At this important choice point, there are several alternatives: One option is to terminate the relationship if the violation is severe. As the disruption causes anxiety for the couple, it is very tempting to reduce the anxiety through another alternative knows as "premature reconciliation", wherein the resentful partner backs off or apologizes for getting upset. The person who has violated their partner's expectations may also make an apology with no serious intent to change his or her behavior. In contrast, if the violating partner takes responsibility for the behavior and makes a sincere commitment to reconfirming the original expectations, the aggrieved partner may be able to forgive their partner, and a period of more enduring stability may follow. In the "planned renegotiation" alternative, the disruption has made it clear that there was a lack of clarity around expectations, and therefore, that new or revised expectations needed to be negotiated. If properly negotiated, a new period of stability may be reached
Repeated disruptions without successful renegotiation leads to an increasing frequency and intensity of disruption "crunches", sometimes culminating in a resentful and perhaps abrupt termination.
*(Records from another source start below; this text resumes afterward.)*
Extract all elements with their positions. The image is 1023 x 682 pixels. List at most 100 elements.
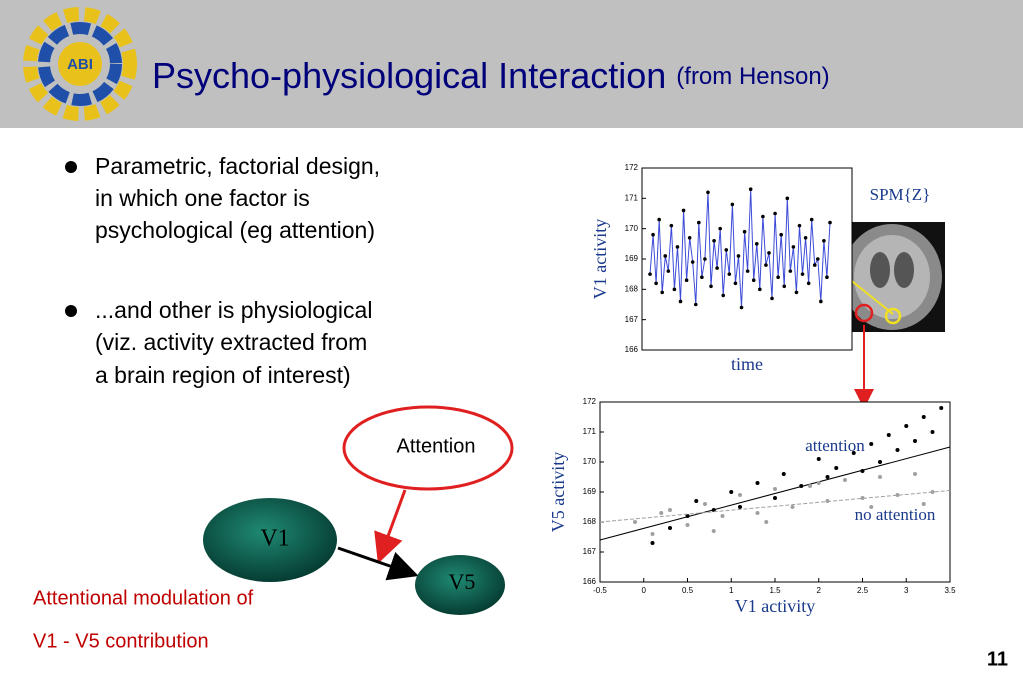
data-point bbox=[650, 532, 655, 536]
data-point bbox=[700, 275, 704, 280]
data-point bbox=[939, 406, 944, 410]
v1-label: V1 bbox=[260, 526, 289, 552]
data-point bbox=[773, 211, 777, 216]
data-point bbox=[738, 505, 742, 509]
data-point bbox=[822, 239, 826, 243]
data-point bbox=[738, 493, 742, 497]
data-point bbox=[720, 514, 725, 518]
data-point bbox=[825, 275, 829, 280]
data-point bbox=[834, 466, 839, 470]
bullet-dot bbox=[65, 161, 77, 173]
data-point bbox=[869, 505, 874, 509]
data-point bbox=[921, 415, 926, 419]
data-point bbox=[724, 248, 729, 252]
bullet-line: in which one factor is bbox=[95, 185, 310, 211]
x-tick-label: 3 bbox=[904, 586, 909, 595]
data-point bbox=[712, 239, 716, 243]
data-point bbox=[904, 424, 909, 428]
fit-line bbox=[599, 446, 951, 541]
data-point bbox=[681, 208, 686, 213]
data-point bbox=[794, 290, 799, 295]
data-point bbox=[742, 229, 747, 234]
data-point bbox=[748, 187, 753, 192]
y-tick-label: 172 bbox=[625, 163, 639, 172]
data-point bbox=[913, 439, 917, 443]
data-point bbox=[878, 460, 882, 464]
data-point bbox=[650, 541, 655, 545]
y-tick-label: 172 bbox=[583, 397, 597, 406]
data-point bbox=[729, 490, 734, 494]
x-tick-label: 3.5 bbox=[944, 586, 956, 595]
data-point bbox=[764, 263, 768, 267]
x-axis-label: time bbox=[731, 354, 763, 374]
data-point bbox=[806, 281, 811, 286]
data-point bbox=[828, 220, 832, 225]
data-point bbox=[781, 472, 786, 476]
data-point bbox=[706, 190, 710, 195]
data-point bbox=[733, 281, 738, 286]
roi-marker bbox=[884, 307, 902, 325]
roi-marker bbox=[854, 303, 874, 323]
x-tick-label: 1 bbox=[729, 586, 734, 595]
data-point bbox=[684, 278, 689, 283]
y-tick-label: 168 bbox=[625, 284, 639, 293]
data-point bbox=[797, 223, 802, 228]
data-point bbox=[690, 260, 695, 264]
data-point bbox=[633, 520, 637, 524]
data-point bbox=[751, 278, 756, 283]
data-point bbox=[895, 448, 900, 452]
data-point bbox=[703, 502, 707, 506]
y-axis-label: V5 activity bbox=[548, 452, 568, 532]
y-axis-label: V1 activity bbox=[590, 219, 610, 299]
x-tick-label: 1.5 bbox=[769, 586, 781, 595]
slide-title: Psycho-physiological Interaction (from H… bbox=[152, 55, 830, 96]
data-point bbox=[812, 263, 817, 267]
caption: V1 - V5 contribution bbox=[33, 630, 209, 652]
data-point bbox=[745, 269, 750, 273]
data-point bbox=[921, 502, 926, 506]
attention-label: Attention bbox=[397, 435, 476, 457]
x-tick-label: 0.5 bbox=[682, 586, 694, 595]
logo-text: ABI bbox=[67, 56, 93, 73]
data-point bbox=[800, 272, 805, 276]
bullet-line: ...and other is physiological bbox=[95, 297, 372, 323]
x-tick-label: 0 bbox=[642, 586, 647, 595]
y-tick-label: 170 bbox=[625, 224, 639, 233]
v5-node bbox=[415, 555, 505, 615]
data-point bbox=[730, 202, 735, 207]
y-tick-label: 166 bbox=[625, 345, 639, 354]
data-point bbox=[657, 217, 661, 222]
data-point bbox=[678, 299, 683, 304]
data-point bbox=[663, 254, 668, 258]
data-point bbox=[790, 505, 795, 509]
data-point bbox=[788, 269, 793, 273]
data-point bbox=[693, 302, 698, 307]
data-point bbox=[668, 508, 672, 512]
y-tick-label: 171 bbox=[583, 427, 597, 436]
brain-label: SPM{Z} bbox=[870, 185, 931, 204]
data-point bbox=[785, 196, 790, 201]
x-tick-label: 2.5 bbox=[857, 586, 869, 595]
data-point bbox=[669, 223, 674, 228]
data-point bbox=[687, 235, 692, 240]
data-point bbox=[782, 284, 787, 289]
data-point bbox=[651, 232, 655, 237]
data-point bbox=[860, 496, 865, 500]
data-point bbox=[803, 235, 808, 240]
data-point bbox=[727, 272, 732, 276]
data-point bbox=[755, 511, 760, 515]
y-tick-label: 167 bbox=[583, 547, 597, 556]
v1-node bbox=[203, 498, 337, 582]
data-point bbox=[715, 266, 719, 270]
data-point bbox=[809, 217, 814, 222]
data-point bbox=[878, 475, 882, 479]
data-point bbox=[697, 220, 701, 225]
bullet-line: psychological (eg attention) bbox=[95, 217, 375, 243]
data-point bbox=[675, 245, 680, 249]
connection-arrow bbox=[337, 546, 419, 581]
bullet-dot bbox=[65, 305, 77, 317]
data-point bbox=[648, 272, 652, 276]
data-point bbox=[739, 305, 744, 310]
series-label: attention bbox=[805, 436, 865, 455]
bullet-line: Parametric, factorial design, bbox=[95, 153, 380, 179]
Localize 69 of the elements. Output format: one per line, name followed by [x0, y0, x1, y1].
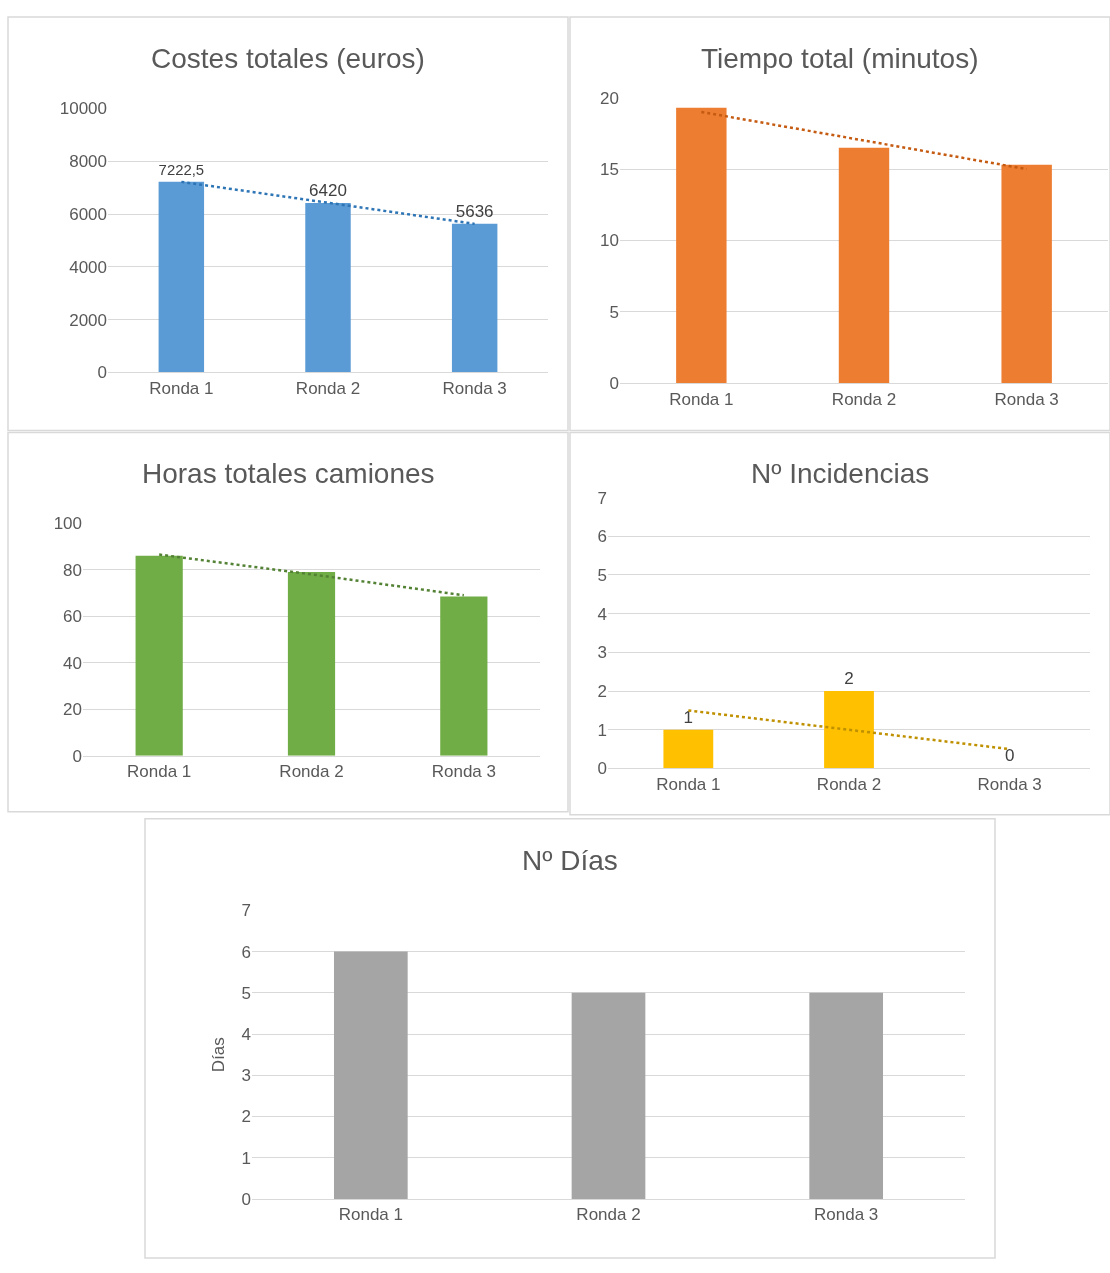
- data-label: 5636: [455, 201, 494, 221]
- y-axis-title: Días: [209, 1037, 229, 1073]
- bar: [440, 596, 488, 756]
- x-tick-label: Ronda 3: [977, 774, 1042, 794]
- chart-title: Nº Incidencias: [751, 458, 930, 489]
- y-tick-label: 20: [600, 88, 619, 108]
- x-tick-label: Ronda 2: [816, 774, 882, 794]
- y-tick-label: 6: [241, 942, 251, 962]
- data-label: 6420: [309, 181, 347, 200]
- x-tick-label: Ronda 2: [576, 1205, 641, 1225]
- bar: [676, 107, 727, 384]
- y-tick-label: 100: [53, 514, 82, 534]
- y-tick-label: 0: [609, 374, 619, 394]
- data-label: 1: [683, 707, 694, 727]
- x-tick-label: Ronda 1: [149, 378, 214, 398]
- y-tick-label: 1: [597, 720, 607, 740]
- y-tick-label: 10000: [59, 99, 107, 119]
- chart-title: Nº Días: [522, 845, 618, 876]
- x-tick-label: Ronda 2: [279, 762, 344, 782]
- y-tick-label: 4000: [69, 257, 107, 277]
- y-tick-label: 3: [241, 1066, 251, 1086]
- y-tick-label: 15: [600, 160, 619, 180]
- y-tick-label: 4: [597, 604, 607, 624]
- chart-title: Tiempo total (minutos): [701, 43, 979, 74]
- y-tick-label: 7: [241, 901, 251, 921]
- y-tick-label: 2: [597, 682, 607, 702]
- x-tick-label: Ronda 2: [831, 389, 897, 409]
- y-tick-label: 7: [597, 488, 607, 508]
- x-tick-label: Ronda 1: [338, 1205, 403, 1225]
- x-tick-label: Ronda 1: [669, 389, 734, 409]
- bar: [158, 181, 205, 373]
- y-tick-label: 2: [241, 1107, 251, 1127]
- y-tick-label: 6000: [69, 205, 107, 225]
- y-tick-label: 5: [597, 565, 607, 585]
- x-tick-label: Ronda 2: [295, 378, 361, 398]
- y-tick-label: 0: [597, 759, 607, 779]
- x-tick-label: Ronda 3: [814, 1205, 879, 1225]
- y-tick-label: 3: [597, 643, 607, 663]
- x-tick-label: Ronda 3: [994, 389, 1059, 409]
- y-tick-label: 0: [97, 363, 107, 383]
- x-tick-label: Ronda 1: [127, 762, 192, 782]
- bar: [1001, 164, 1052, 384]
- x-tick-label: Ronda 3: [431, 762, 496, 782]
- y-tick-label: 5: [241, 983, 251, 1003]
- y-tick-label: 5: [609, 302, 619, 322]
- y-tick-label: 6: [597, 527, 607, 547]
- data-label: 7222,5: [158, 162, 205, 179]
- bar: [135, 555, 183, 756]
- chart-title: Horas totales camiones: [142, 458, 435, 489]
- x-tick-label: Ronda 1: [656, 774, 721, 794]
- y-tick-label: 1: [241, 1148, 251, 1168]
- bar: [451, 223, 498, 373]
- y-tick-label: 40: [63, 653, 82, 673]
- y-tick-label: 80: [63, 560, 82, 580]
- y-tick-label: 4: [241, 1024, 251, 1044]
- y-tick-label: 2000: [69, 310, 107, 330]
- x-tick-label: Ronda 3: [442, 378, 507, 398]
- data-label: 0: [1004, 746, 1015, 766]
- bar: [838, 147, 890, 384]
- bar: [305, 203, 351, 373]
- y-tick-label: 0: [241, 1189, 251, 1209]
- y-tick-label: 20: [63, 700, 82, 720]
- y-tick-label: 60: [63, 607, 82, 627]
- y-tick-label: 0: [72, 746, 82, 766]
- chart-title: Costes totales (euros): [151, 43, 425, 74]
- y-tick-label: 8000: [69, 152, 107, 172]
- y-tick-label: 10: [600, 231, 619, 251]
- bar: [287, 572, 336, 756]
- data-label: 2: [844, 669, 854, 689]
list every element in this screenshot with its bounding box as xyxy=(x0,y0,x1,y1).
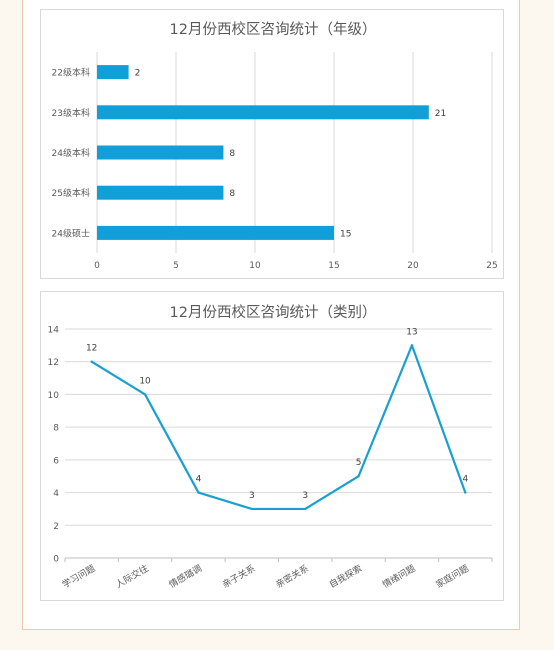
data-point xyxy=(357,475,360,478)
data-point xyxy=(410,344,414,347)
y-category-label: 24级本科 xyxy=(52,147,90,159)
x-tick-label: 10 xyxy=(249,261,261,271)
grade-chart-panel: 12月份西校区咨询统计（年级） 0 5 10 15 20 25 22级本科 2 23级本科 21 2… xyxy=(40,9,504,279)
x-category-label: 人际交往 xyxy=(113,562,150,590)
data-point xyxy=(303,507,307,511)
category-chart-title: 12月份西校区咨询统计（类别） xyxy=(170,304,377,321)
y-category-label: 25级本科 xyxy=(52,187,90,199)
x-category-label: 亲子关系 xyxy=(220,562,257,590)
data-point xyxy=(464,491,467,494)
x-category-label: 亲密关系 xyxy=(273,562,310,590)
bar-data-label: 8 xyxy=(229,149,235,159)
grade-bar-chart: 12月份西校区咨询统计（年级） 0 5 10 15 20 25 22级本科 2 23级本科 21 2… xyxy=(52,21,498,271)
data-point xyxy=(250,507,254,511)
category-line-chart: 12月份西校区咨询统计（类别） 0 2 4 6 8 10 12 14 12 10 4 3 3 5 13 4 学习… xyxy=(48,304,493,591)
y-tick-label: 0 xyxy=(53,555,59,565)
y-tick-label: 6 xyxy=(53,456,59,466)
x-tick-label: 25 xyxy=(486,261,497,271)
data-point xyxy=(90,360,93,363)
x-tick-label: 5 xyxy=(173,261,179,271)
y-category-label: 22级本科 xyxy=(52,67,90,79)
x-category-label: 家庭问题 xyxy=(434,562,471,590)
bar-data-label: 15 xyxy=(340,229,351,239)
point-data-label: 4 xyxy=(196,475,202,485)
bar-data-label: 21 xyxy=(435,109,446,119)
point-data-label: 4 xyxy=(462,475,468,485)
point-data-label: 12 xyxy=(86,344,97,354)
category-chart-panel: 12月份西校区咨询统计（类别） 0 2 4 6 8 10 12 14 12 10 4 3 3 5 13 4 学习… xyxy=(40,291,504,601)
point-data-label: 13 xyxy=(406,327,417,337)
x-tick-label: 15 xyxy=(328,261,339,271)
bar xyxy=(97,65,129,80)
data-point xyxy=(197,491,200,494)
data-point xyxy=(143,393,147,396)
point-data-label: 3 xyxy=(249,491,255,501)
bar xyxy=(97,105,429,120)
bar xyxy=(97,145,224,160)
point-data-label: 5 xyxy=(356,458,362,468)
y-tick-label: 8 xyxy=(53,424,59,434)
bar xyxy=(97,225,334,240)
x-category-label: 自我探索 xyxy=(327,562,364,590)
x-category-label: 情绪问题 xyxy=(380,562,417,590)
y-tick-label: 14 xyxy=(48,326,60,336)
bar xyxy=(97,185,224,200)
series-line xyxy=(91,344,467,511)
y-tick-label: 12 xyxy=(48,358,59,368)
y-tick-label: 2 xyxy=(53,522,59,532)
x-category-label: 情感璐调 xyxy=(167,562,204,590)
y-tick-label: 4 xyxy=(53,489,59,499)
point-data-label: 10 xyxy=(139,376,151,386)
y-tick-label: 10 xyxy=(48,391,60,401)
grade-chart-title: 12月份西校区咨询统计（年级） xyxy=(170,21,377,38)
y-category-label: 24级硕士 xyxy=(52,227,90,239)
x-category-label: 学习问题 xyxy=(60,562,97,590)
point-data-label: 3 xyxy=(302,491,308,501)
bar-data-label: 2 xyxy=(135,69,141,79)
x-tick-label: 20 xyxy=(407,261,419,271)
bar-data-label: 8 xyxy=(229,189,235,199)
y-category-label: 23级本科 xyxy=(52,107,90,119)
x-tick-label: 0 xyxy=(94,261,100,271)
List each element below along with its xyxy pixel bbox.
If violence is to erupt in the relationship, it is often at this point. Another option at this time is a "planned termination" where termination is the decision based on constructive dialogue. Other outcomes of unresolved conflict may unfold, through either an emotional distancing on the part of one or both partners, or an involvement with someone outside of the relationship.
It is therefore, important to renegotiate expectations in order to minimize disruption. A pinch is felt by an individual, whereas a disruption is felt by both. It is therefore important for the "pinchee" to disclose their discomfort to the "pincher" and to have the skills to do so in such a way as minimize a defensive response in their partner. However, few individuals will disclose their feelings unless they have the confidence that their partner has the skills to respond appropriately. Expressive skills as well as listening skills are essential for successful communication and negotiation.
Communication problems are the most often reported concern presented in couples counselling. At points of disruption, a therapist can be sought, who can a) coach the couple in the development of communication/conflict resolution skills, and b) mediate the specific issues of conflict.
Exploring the process of conflict resolution, Dr. Davidson' s doctoral research through UBC evaluated the effectiveness of 3 sessions of counselling with couples in conflict. 75 per cent of the couples improved in the areas of conflict resolution skills, presenting complaints, and relationship satisfaction. He has accepted an invitation to present his research at an international psychotherapy research conference in Portugal in June of 1999.